Sitemaps may be addressed to users or to software.

Many sites have user-visible sitemaps which present a systematic view, typically hierarchical, of the site. These are intended to help visitors find specific pages, and can also be used by crawlers. They also act as a navigation aid by providing an overview of a site's content at a single glance.
Alphabetically organized sitemaps, sometimes called site indexes, are a different approach.

For use by search engines and other crawlers, there is a structured format, the XML Sitemap, which lists the pages in a site, their relative importance, and how often they are updated. This is pointed to from the robots.txt file and is typically called sitemap.xml. The structured format is particularly important for websites which include pages that are not accessible through links from other pages, but only through the site's search tools or by dynamic construction of URLs in JavaScript.

== XML sitemaps ==

Google introduced the Sitemap protocol, so web developers can publish lists of links from across their sites. The basic premise is that some sites have a large number of dynamic pages that are only available through the use of forms and user entries. The Sitemap files contain URLs to these pages so that web crawlers can find them. Bing, Google, Yahoo and Ask now jointly support the Sitemaps protocol.
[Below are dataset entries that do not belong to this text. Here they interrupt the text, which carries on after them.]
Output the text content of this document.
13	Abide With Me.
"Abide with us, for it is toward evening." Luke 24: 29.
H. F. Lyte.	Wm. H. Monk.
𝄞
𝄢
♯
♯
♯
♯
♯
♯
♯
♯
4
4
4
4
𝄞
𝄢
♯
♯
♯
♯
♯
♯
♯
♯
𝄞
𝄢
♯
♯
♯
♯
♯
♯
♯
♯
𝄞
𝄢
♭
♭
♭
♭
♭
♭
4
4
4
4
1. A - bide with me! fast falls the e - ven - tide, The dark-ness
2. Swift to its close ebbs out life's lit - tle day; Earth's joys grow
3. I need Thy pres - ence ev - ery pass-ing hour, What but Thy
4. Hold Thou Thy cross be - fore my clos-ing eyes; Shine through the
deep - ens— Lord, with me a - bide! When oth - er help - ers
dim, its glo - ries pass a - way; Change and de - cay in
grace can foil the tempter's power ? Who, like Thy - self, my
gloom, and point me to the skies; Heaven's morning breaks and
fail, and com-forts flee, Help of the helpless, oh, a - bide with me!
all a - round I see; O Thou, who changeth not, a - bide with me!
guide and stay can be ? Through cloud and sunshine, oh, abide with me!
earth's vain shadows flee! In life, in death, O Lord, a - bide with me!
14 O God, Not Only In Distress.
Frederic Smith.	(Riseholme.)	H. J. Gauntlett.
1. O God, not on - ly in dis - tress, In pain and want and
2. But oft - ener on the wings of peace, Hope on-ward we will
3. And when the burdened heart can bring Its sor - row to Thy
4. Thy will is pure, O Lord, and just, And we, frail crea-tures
Since the major search engines use the same protocol, having a Sitemap lets them have the updated page information. Sitemaps do not guarantee all links will be crawled, and being crawled does not guarantee indexing. Google Webmaster Tools allow a website owner to upload a sitemap that Google will crawl, or they can accomplish the same thing with the robots.txt file.

=== Sample ===
Below is an example of a validated XML sitemap for a simple three-page website. Sitemaps are a useful tool for making sites searchable, particularly those written in non-HTML languages.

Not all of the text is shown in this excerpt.